Os pesquisadores alegam que não sabem qual será o resultado de um excessivo uso do sistema Clearfield, que elimina uma espécie nociva de arroz sem atingir o arroz produzido comercialmente. O medo é de criar um monstro na lavoura se o arroz vermelho assimilar resistência ao herbicida. A recomendação dos técnicos é para que não seja usado o sistema cleardfield mais que duas safras seguidas.

IMAZETAPIR

A Basf, detentora do herbicida Only, também aplica um rígido controle na venda do seu produto para evitar a propagação do arroz pirata.
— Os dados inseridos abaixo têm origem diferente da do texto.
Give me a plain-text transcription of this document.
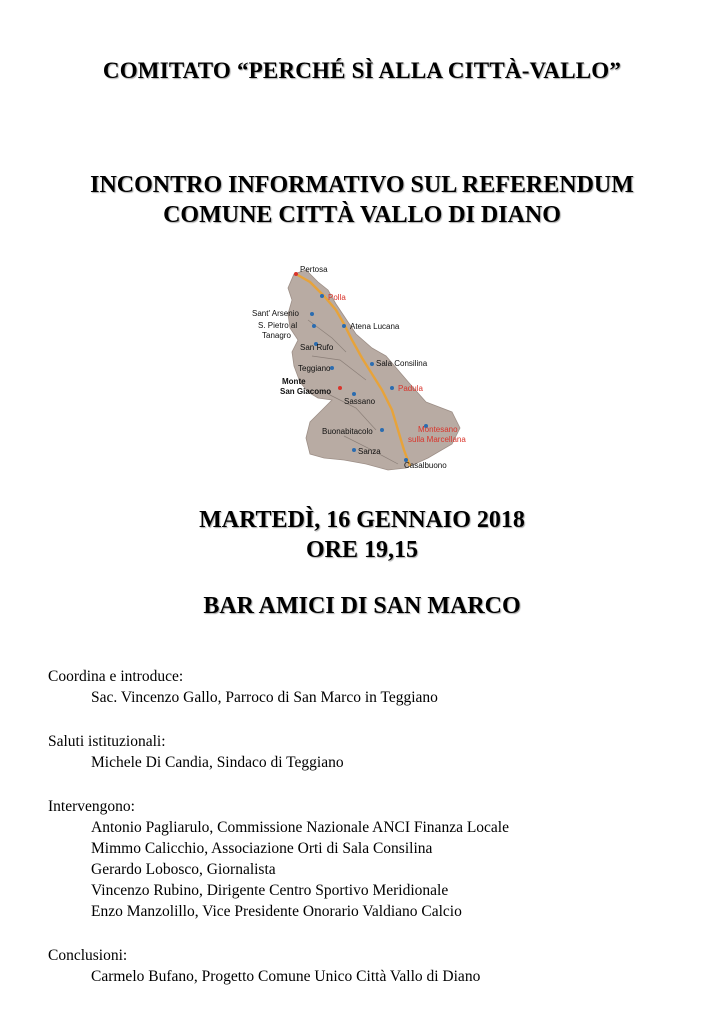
COMITATO “PERCHÉ SÌ ALLA CITTÀ-VALLO”
INCONTRO INFORMATIVO SUL REFERENDUM
COMUNE CITTÀ VALLO DI DIANO
Pertosa
Polla
Sant' Arsenio
S. Pietro al
Tanagro
Atena Lucana
San Rufo
Sala Consilina
Teggiano
Monte
San Giacomo	Padula
Sassano
Buonabitacolo	Montesano
sulla Marcellana
Sanza
Casalbuono
MARTEDÌ, 16 GENNAIO 2018
ORE 19,15
BAR AMICI DI SAN MARCO

Coordina e introduce:

Sac. Vincenzo Gallo, Parroco di San Marco in Teggiano

Saluti istituzionali:

Michele Di Candia, Sindaco di Teggiano

Intervengono:

Antonio Pagliarulo, Commissione Nazionale ANCI Finanza Locale

Mimmo Calicchio, Associazione Orti di Sala Consilina

Gerardo Lobosco, Giornalista

Vincenzo Rubino, Dirigente Centro Sportivo Meridionale

Enzo Manzolillo, Vice Presidente Onorario Valdiano Calcio

Conclusioni:

Carmelo Bufano, Progetto Comune Unico Città Vallo di Diano
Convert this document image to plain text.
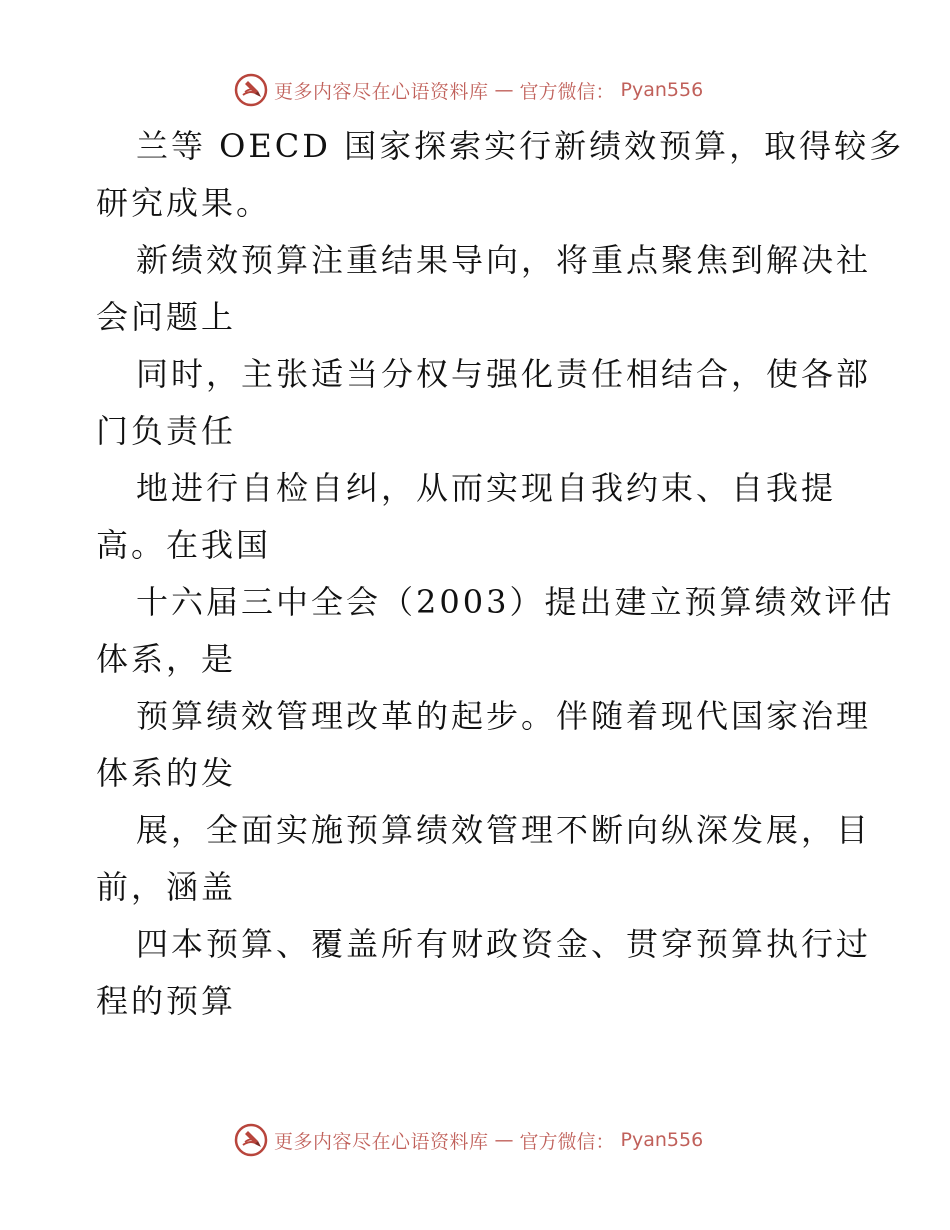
更多内容尽在心语资料库 — 官方微信： Pyan556
兰等 OECD 国家探索实行新绩效预算，取得较多
研究成果。
新绩效预算注重结果导向，将重点聚焦到解决社
会问题上
同时，主张适当分权与强化责任相结合，使各部
门负责任
地进行自检自纠，从而实现自我约束、自我提
高。在我国
十六届三中全会（2003）提出建立预算绩效评估
体系，是
预算绩效管理改革的起步。伴随着现代国家治理
体系的发
展，全面实施预算绩效管理不断向纵深发展，目
前，涵盖
四本预算、覆盖所有财政资金、贯穿预算执行过
程的预算
更多内容尽在心语资料库 — 官方微信： Pyan556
Para vencer todos os obstáculos impostos pelo Irga e pela Basf os produtores descobriram que poderiam usar outro herbicida que tem o mesmo princípio ativo do Only. A técnica não é apropriada e nem foi legalmente testada, mas o resultado do produtor Arno Rohde mostra que a adaptação deu certo.

O principio ativo do Only é o imazetapir, produto que pode ser encontrado em quase uma dezena de herbicidas recomendados para o cultivo de soja. O mais conhecido e que foi usado por Arno Rohde é o pivot, que também pertence a Basf, mas é para agir na plantação de soja.

A empresa Rice Tec também desenvolveu, assim como o Irga, uma semente resistente ao Only para aplicar o sistema Clearfield. A diferença é que a tecnologia ainda está ganhando algumas adaptações, já que estas sementes são hibridas. A vantagem da hibridação está no processo de combinar características e benefícios encontrados em duas linhas parentais que foram cruzadas.

Para produzir um híbrido é preciso identificar plantas do sexo masculido e feminino e plantá-las intercaladamente para buscar as características de cada uma em um único grão. Não há notícias de sementes piratas da Rice Tec.

PARA SABER MAIS

Em Cachoeira do Sul apenas sete produtores estão cadastrados junto ao Irga para plantar arroz da cultivar 422-CL, sendo que Arno Rohde não está nesta lista, assim como outros tantos não identificados ainda.

O cultivo de sementes piratas para controle do arroz vermelho pode ter conseqüências perigosas. A vantagem está no preço dos produtos usados nesta adaptação. Em média, os elementos com o princípio ativo idêntico ao do Only custa três vezes menos.

O sistema Clearfield recomendado pelo Irga e pela Basf determina a aplicação de um litro de Only para cada hectare de lavoura de arroz. A aplicação, por pulverização, deve ser feita quando a planta apresentar três folhas e aproximadamente 20 centímetros de altura.

A Basf apresentou no início deste mês, em Porto Alegre, os primeiro resultados das lavouras comerciais cultivadas no Rio Grande do Sul com o sistema Clearfield. Segundo o gerente de produtos da Basf, Leandro Martins, o rendimento do Clearfield foi em média 20% maior que os resultados históricos de produtividade nas áreas plantadas.

A safra 2003/2004 marcou o primeiro ano de uso do sistema Clearfield em lavouras comerciais, somando 5.960 hectares de área cultivada em 40 cidades gaúchas.

Para a safra 2004/2005, a Basf pretende disponibilizar junto com o Irga e com a Rice Tec sementes para cultivar pelo menos 100 mil hectares de lavoura.

Na safra 2003/2004 o sistema Clearfield foi usado legalmente por 98 produtores, que juntos representam uma área de 5.960 hectares, sendo que 4,5 mil para consumo e 1.440 para produção de sementes. Não previsão sobre o número de produtores que usaram sementes piratas.